Abschluss und Ausblick auf den weiteren Austausch

Ja, jetzt ist die Zeit, die ich nach der Uhr habe, um euch diesen Impuls weiterzugeben, abgelaufen.

Wir werden jetzt wieder fünf Minuten Pause machen. Danach kommen wir noch einmal zusammen, um hier Fragen zu klären, Ergänzungen zu besprechen, Widersprüche zu diskutieren und einzelne Nachfragen zu stellen.

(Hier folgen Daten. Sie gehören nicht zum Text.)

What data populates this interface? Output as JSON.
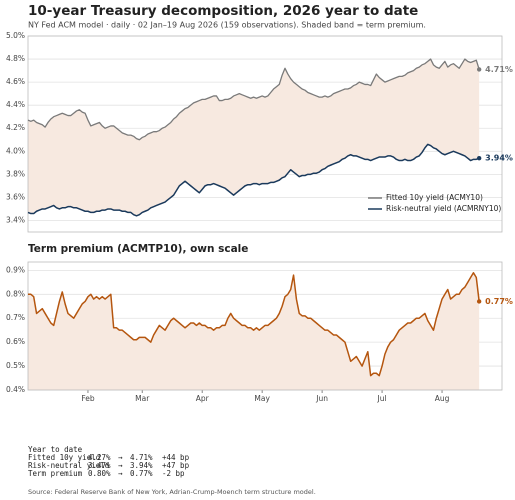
{
  "chart_data": [
    {
      "type": "line",
      "title": "10-year Treasury decomposition, 2026 year to date",
      "subtitle": "NY Fed ACM model · daily · 02 Jan–19 Aug 2026 (159 observations). Shaded band = term premium.",
      "x": [
        0,
        1,
        2,
        3,
        4,
        5,
        6,
        7,
        8,
        9,
        10,
        11,
        12,
        13,
        14,
        15,
        16,
        17,
        18,
        19,
        20,
        21,
        22,
        23,
        24,
        25,
        26,
        27,
        28,
        29,
        30,
        31,
        32,
        33,
        34,
        35,
        36,
        37,
        38,
        39,
        40,
        41,
        42,
        43,
        44,
        45,
        46,
        47,
        48,
        49,
        50,
        51,
        52,
        53,
        54,
        55,
        56,
        57,
        58,
        59,
        60,
        61,
        62,
        63,
        64,
        65,
        66,
        67,
        68,
        69,
        70,
        71,
        72,
        73,
        74,
        75,
        76,
        77,
        78,
        79,
        80,
        81,
        82,
        83,
        84,
        85,
        86,
        87,
        88,
        89,
        90,
        91,
        92,
        93,
        94,
        95,
        96,
        97,
        98,
        99,
        100,
        101,
        102,
        103,
        104,
        105,
        106,
        107,
        108,
        109,
        110,
        111,
        112,
        113,
        114,
        115,
        116,
        117,
        118,
        119,
        120,
        121,
        122,
        123,
        124,
        125,
        126,
        127,
        128,
        129,
        130,
        131,
        132,
        133,
        134,
        135,
        136,
        137,
        138,
        139,
        140,
        141,
        142,
        143,
        144,
        145,
        146,
        147,
        148,
        149,
        150,
        151,
        152,
        153,
        154,
        155,
        156,
        157,
        158
      ],
      "xlim": [
        0,
        166
      ],
      "ylim": [
        3.3,
        5.0
      ],
      "yticks": [
        {
          "value": 3.4,
          "label": "3.4%"
        },
        {
          "value": 3.6,
          "label": "3.6%"
        },
        {
          "value": 3.8,
          "label": "3.8%"
        },
        {
          "value": 4.0,
          "label": "4.0%"
        },
        {
          "value": 4.2,
          "label": "4.2%"
        },
        {
          "value": 4.4,
          "label": "4.4%"
        },
        {
          "value": 4.6,
          "label": "4.6%"
        },
        {
          "value": 4.8,
          "label": "4.8%"
        },
        {
          "value": 5.0,
          "label": "5.0%"
        }
      ],
      "grid": true,
      "legend": "lower right",
      "band": true,
      "band_color": "#f7e9e0",
      "series": [
        {
          "name": "Fitted 10y yield (ACMY10)",
          "color": "#7a7a7a",
          "end_label": "4.71%",
          "values": [
            4.27,
            4.26,
            4.27,
            4.25,
            4.24,
            4.23,
            4.21,
            4.25,
            4.28,
            4.3,
            4.31,
            4.32,
            4.33,
            4.32,
            4.31,
            4.31,
            4.33,
            4.35,
            4.36,
            4.34,
            4.33,
            4.27,
            4.22,
            4.23,
            4.24,
            4.25,
            4.22,
            4.2,
            4.21,
            4.22,
            4.22,
            4.2,
            4.18,
            4.16,
            4.15,
            4.14,
            4.14,
            4.13,
            4.11,
            4.1,
            4.12,
            4.13,
            4.15,
            4.16,
            4.17,
            4.17,
            4.18,
            4.2,
            4.21,
            4.23,
            4.25,
            4.28,
            4.3,
            4.33,
            4.35,
            4.37,
            4.38,
            4.4,
            4.42,
            4.43,
            4.44,
            4.45,
            4.45,
            4.46,
            4.47,
            4.48,
            4.48,
            4.44,
            4.44,
            4.45,
            4.45,
            4.46,
            4.48,
            4.49,
            4.5,
            4.49,
            4.48,
            4.47,
            4.46,
            4.47,
            4.46,
            4.47,
            4.48,
            4.47,
            4.48,
            4.51,
            4.54,
            4.56,
            4.58,
            4.66,
            4.72,
            4.67,
            4.63,
            4.6,
            4.58,
            4.56,
            4.54,
            4.53,
            4.51,
            4.5,
            4.49,
            4.48,
            4.47,
            4.47,
            4.48,
            4.47,
            4.48,
            4.5,
            4.51,
            4.52,
            4.53,
            4.54,
            4.54,
            4.55,
            4.57,
            4.58,
            4.6,
            4.59,
            4.58,
            4.58,
            4.57,
            4.62,
            4.67,
            4.64,
            4.62,
            4.6,
            4.61,
            4.62,
            4.63,
            4.64,
            4.65,
            4.65,
            4.66,
            4.68,
            4.69,
            4.7,
            4.72,
            4.73,
            4.75,
            4.76,
            4.78,
            4.8,
            4.75,
            4.73,
            4.72,
            4.75,
            4.78,
            4.73,
            4.75,
            4.76,
            4.74,
            4.72,
            4.76,
            4.8,
            4.78,
            4.77,
            4.78,
            4.79,
            4.71
          ]
        },
        {
          "name": "Risk-neutral yield (ACMRNY10)",
          "color": "#1b3a5c",
          "end_label": "3.94%",
          "values": [
            3.47,
            3.46,
            3.46,
            3.48,
            3.49,
            3.5,
            3.5,
            3.51,
            3.52,
            3.53,
            3.51,
            3.5,
            3.51,
            3.51,
            3.52,
            3.52,
            3.51,
            3.51,
            3.5,
            3.49,
            3.48,
            3.48,
            3.47,
            3.47,
            3.48,
            3.48,
            3.49,
            3.49,
            3.5,
            3.5,
            3.49,
            3.49,
            3.49,
            3.48,
            3.48,
            3.47,
            3.47,
            3.45,
            3.44,
            3.45,
            3.47,
            3.48,
            3.49,
            3.51,
            3.52,
            3.53,
            3.54,
            3.55,
            3.56,
            3.58,
            3.6,
            3.62,
            3.66,
            3.7,
            3.72,
            3.74,
            3.72,
            3.7,
            3.68,
            3.66,
            3.64,
            3.67,
            3.7,
            3.71,
            3.71,
            3.72,
            3.71,
            3.7,
            3.69,
            3.68,
            3.66,
            3.64,
            3.62,
            3.64,
            3.66,
            3.68,
            3.7,
            3.71,
            3.71,
            3.72,
            3.72,
            3.71,
            3.72,
            3.72,
            3.72,
            3.73,
            3.73,
            3.74,
            3.75,
            3.77,
            3.78,
            3.81,
            3.84,
            3.82,
            3.8,
            3.78,
            3.79,
            3.79,
            3.8,
            3.8,
            3.81,
            3.81,
            3.82,
            3.84,
            3.85,
            3.87,
            3.88,
            3.89,
            3.9,
            3.91,
            3.93,
            3.94,
            3.96,
            3.97,
            3.96,
            3.96,
            3.95,
            3.94,
            3.93,
            3.93,
            3.92,
            3.93,
            3.94,
            3.95,
            3.95,
            3.95,
            3.96,
            3.96,
            3.95,
            3.93,
            3.92,
            3.92,
            3.93,
            3.92,
            3.92,
            3.93,
            3.95,
            3.96,
            3.99,
            4.03,
            4.06,
            4.05,
            4.03,
            4.02,
            4.0,
            3.98,
            3.97,
            3.98,
            3.99,
            4.0,
            3.99,
            3.98,
            3.97,
            3.96,
            3.94,
            3.92,
            3.93,
            3.93,
            3.94
          ]
        }
      ]
    },
    {
      "type": "line",
      "title": "Term premium (ACMTP10), own scale",
      "x": [
        0,
        1,
        2,
        3,
        4,
        5,
        6,
        7,
        8,
        9,
        10,
        11,
        12,
        13,
        14,
        15,
        16,
        17,
        18,
        19,
        20,
        21,
        22,
        23,
        24,
        25,
        26,
        27,
        28,
        29,
        30,
        31,
        32,
        33,
        34,
        35,
        36,
        37,
        38,
        39,
        40,
        41,
        42,
        43,
        44,
        45,
        46,
        47,
        48,
        49,
        50,
        51,
        52,
        53,
        54,
        55,
        56,
        57,
        58,
        59,
        60,
        61,
        62,
        63,
        64,
        65,
        66,
        67,
        68,
        69,
        70,
        71,
        72,
        73,
        74,
        75,
        76,
        77,
        78,
        79,
        80,
        81,
        82,
        83,
        84,
        85,
        86,
        87,
        88,
        89,
        90,
        91,
        92,
        93,
        94,
        95,
        96,
        97,
        98,
        99,
        100,
        101,
        102,
        103,
        104,
        105,
        106,
        107,
        108,
        109,
        110,
        111,
        112,
        113,
        114,
        115,
        116,
        117,
        118,
        119,
        120,
        121,
        122,
        123,
        124,
        125,
        126,
        127,
        128,
        129,
        130,
        131,
        132,
        133,
        134,
        135,
        136,
        137,
        138,
        139,
        140,
        141,
        142,
        143,
        144,
        145,
        146,
        147,
        148,
        149,
        150,
        151,
        152,
        153,
        154,
        155,
        156,
        157,
        158
      ],
      "xlim": [
        0,
        166
      ],
      "xticks": [
        {
          "value": 21,
          "label": "Feb"
        },
        {
          "value": 40,
          "label": "Mar"
        },
        {
          "value": 61,
          "label": "Apr"
        },
        {
          "value": 82,
          "label": "May"
        },
        {
          "value": 103,
          "label": "Jun"
        },
        {
          "value": 124,
          "label": "Jul"
        },
        {
          "value": 145,
          "label": "Aug"
        }
      ],
      "ylim": [
        0.4,
        0.935
      ],
      "yticks": [
        {
          "value": 0.4,
          "label": "0.4%"
        },
        {
          "value": 0.5,
          "label": "0.5%"
        },
        {
          "value": 0.6,
          "label": "0.6%"
        },
        {
          "value": 0.7,
          "label": "0.7%"
        },
        {
          "value": 0.8,
          "label": "0.8%"
        },
        {
          "value": 0.9,
          "label": "0.9%"
        }
      ],
      "grid": true,
      "fill_below": true,
      "fill_color": "#f7e9e0",
      "color": "#b5560f",
      "end_label": "0.77%",
      "values": [
        0.8,
        0.8,
        0.79,
        0.72,
        0.73,
        0.74,
        0.72,
        0.7,
        0.68,
        0.67,
        0.72,
        0.77,
        0.81,
        0.76,
        0.72,
        0.71,
        0.7,
        0.72,
        0.74,
        0.76,
        0.77,
        0.79,
        0.8,
        0.78,
        0.79,
        0.78,
        0.79,
        0.78,
        0.79,
        0.8,
        0.66,
        0.66,
        0.65,
        0.65,
        0.64,
        0.63,
        0.62,
        0.61,
        0.61,
        0.62,
        0.62,
        0.62,
        0.61,
        0.6,
        0.63,
        0.65,
        0.67,
        0.66,
        0.65,
        0.67,
        0.69,
        0.7,
        0.69,
        0.68,
        0.67,
        0.66,
        0.67,
        0.68,
        0.68,
        0.67,
        0.68,
        0.67,
        0.67,
        0.66,
        0.66,
        0.65,
        0.66,
        0.66,
        0.67,
        0.67,
        0.7,
        0.72,
        0.7,
        0.69,
        0.68,
        0.67,
        0.67,
        0.66,
        0.66,
        0.65,
        0.66,
        0.65,
        0.66,
        0.67,
        0.67,
        0.68,
        0.69,
        0.7,
        0.72,
        0.75,
        0.79,
        0.8,
        0.82,
        0.88,
        0.78,
        0.72,
        0.71,
        0.71,
        0.7,
        0.7,
        0.69,
        0.68,
        0.67,
        0.66,
        0.65,
        0.65,
        0.64,
        0.63,
        0.63,
        0.62,
        0.61,
        0.6,
        0.56,
        0.52,
        0.53,
        0.54,
        0.52,
        0.5,
        0.53,
        0.56,
        0.46,
        0.47,
        0.47,
        0.46,
        0.5,
        0.55,
        0.58,
        0.6,
        0.61,
        0.63,
        0.65,
        0.66,
        0.67,
        0.68,
        0.68,
        0.69,
        0.7,
        0.7,
        0.71,
        0.72,
        0.69,
        0.67,
        0.65,
        0.7,
        0.74,
        0.78,
        0.8,
        0.82,
        0.78,
        0.79,
        0.8,
        0.8,
        0.82,
        0.83,
        0.85,
        0.87,
        0.89,
        0.87,
        0.77
      ]
    }
  ],
  "summary": {
    "title": "Year to date",
    "rows": [
      [
        "Fitted 10y yield",
        "4.27%",
        "→",
        "4.71%",
        "+44 bp"
      ],
      [
        "Risk-neutral yield",
        "3.47%",
        "→",
        "3.94%",
        "+47 bp"
      ],
      [
        "Term premium",
        "0.80%",
        "→",
        "0.77%",
        "-2 bp"
      ]
    ]
  },
  "source": "Source: Federal Reserve Bank of New York, Adrian-Crump-Moench term structure model."
}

Ich bin gerne dazu bereit und auch gespannt auf die Erfahrungen, die ihr gemacht habt. Diese können uns hier bereichern. Denn bei dieser Frage gibt es nicht nur eine Antwort für alles. Ich glaube, es gibt viele Erfahrungen, die uns helfen können.

Das ist ja unser Ziel: Es geht nicht darum, dass einer Recht hat und der andere nicht. Sondern darum, uns gegenseitig zu ermutigen und Hilfe zu geben, richtig damit umzugehen.